• Centene is looking to divest “non-core assets” as it embarks on a long-term plan to improve its profit margin. Executives said they also plan to consolidate the company’s pharmacy benefit management business down to one platform and plan to send out a request for proposal in 2022 for a PBM to manage its more than $30 billion in pharmacy spend across its business.
  • As patient utilization returned to more normal levels, Centene’s medical loss ratio — an important measure of what it spends on care — beat Wall Street expectations coming in at 88.1%.
  • After a second quarter loss, Centene bounced back to a profit of $584 million for the third quarter on revenue of $32.4 billion, an 11% increase from the prior-year quarter.

The delta variant fueled a rise in COVID-19 cases and hospitalizations throughout the summer, weighing heavily on providers. But cases and hospitalizations have been steadily trending down since September.

Centene noted a similar pattern in its patient volume.

COVID-19 costs peaked in late August, dropped throughout the month of September, and continued on a steeper decline throughout October, executives told investors during Tuesday’s earnings call.

This rebound in the third quarter seems to match CEO Michael Neidorff’s previous comments that results throughout the year could be “choppy” as insurers continue to navigate the ongoing pandemic.

For example, Centene reported a $535 million loss in the second quarter as more members sought out care. Executives describe the broad return to the doctor’s office as “pent up demand.” Marketplace members fueled the higher utilization in the second quarter, seeking out services such as for deteriorating joints, in addition to psychiatry and chemical dependency services.

On Tuesday’s call, executives said the pent up demand started to subside in July.
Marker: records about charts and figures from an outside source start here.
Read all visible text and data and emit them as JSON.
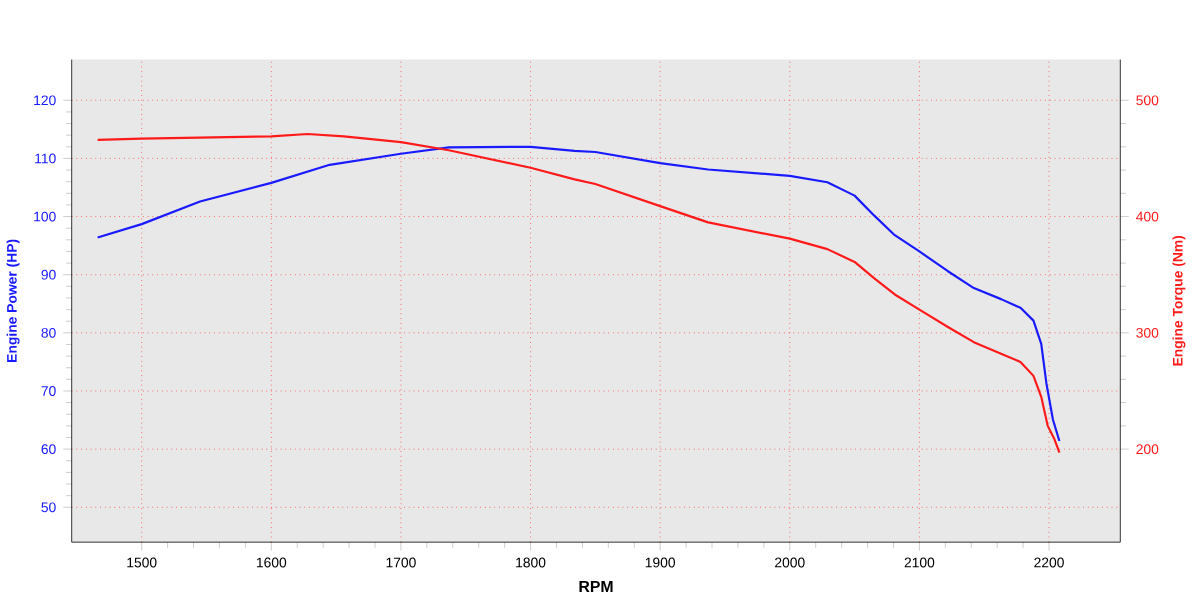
{
  "chart_data": {
    "type": "line",
    "xlabel": "RPM",
    "ylabel": "Engine Power (HP)",
    "y2label": "Engine Torque (Nm)",
    "xlim": [
      1446,
      2255
    ],
    "xticks": [
      1500,
      1600,
      1700,
      1800,
      1900,
      2000,
      2100,
      2200
    ],
    "ylim": [
      44,
      127
    ],
    "yticks": [
      50,
      60,
      70,
      80,
      90,
      100,
      110,
      120
    ],
    "y2lim": [
      120,
      535
    ],
    "y2ticks": [
      200,
      300,
      400,
      500
    ],
    "grid": true,
    "line_style": "solid",
    "series": [
      {
        "color": "#1a1aff",
        "x": [
          1466,
          1500,
          1545,
          1600,
          1645,
          1700,
          1737,
          1800,
          1834,
          1850,
          1900,
          1937,
          2000,
          2029,
          2050,
          2065,
          2081,
          2100,
          2122,
          2142,
          2163,
          2178,
          2188,
          2194,
          2198,
          2203,
          2208
        ],
        "values": [
          96.4,
          98.7,
          102.6,
          105.8,
          108.9,
          110.8,
          111.9,
          112,
          111.3,
          111.1,
          109.2,
          108.1,
          107.0,
          105.9,
          103.6,
          100.2,
          96.8,
          94.0,
          90.6,
          87.7,
          85.8,
          84.3,
          82.1,
          78.1,
          71.3,
          65.1,
          61.4
        ]
      },
      {
        "color": "#ff1a1a",
        "axis": "y2",
        "x": [
          1466,
          1500,
          1600,
          1628,
          1656,
          1700,
          1737,
          1800,
          1834,
          1850,
          1900,
          1937,
          2000,
          2029,
          2050,
          2065,
          2081,
          2100,
          2122,
          2142,
          2163,
          2178,
          2188,
          2194,
          2199,
          2204,
          2208
        ],
        "values": [
          466,
          467,
          469,
          471,
          469,
          464,
          457,
          442,
          432,
          428,
          409,
          395,
          381,
          372,
          361,
          347,
          333,
          320,
          305,
          292,
          282,
          275,
          263,
          245,
          220,
          209,
          197
        ]
      }
    ]
  }
}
“CNC’s results reflect an improvement from a messy 2Q, burdened by higher medical costs and an MLR miss,” Jefferies analysts said in Tuesday note.

Centene ended the quarter with 26.5 million members, a 5% increase from the prior-year period, in part fueled by growth in Medicaid as federal policies allow members to maintain coverage through the duration of the COVID-19 public health emergency.

Leaders also teased components of the company’s “value creation plan” and promised more details to come in December.

The plan, which aims to improve profit margin long term, includes “taking steps toward consolidating down to a single PBM platform” and selling non-core assets, Sarah London, president and vice chair, said. Neidorff said to expect these sales to happen sooner rather than later. “It’s not … look for this in ’23, ’24, you should expect some indications of what’s happening sooner,” Neidorff added.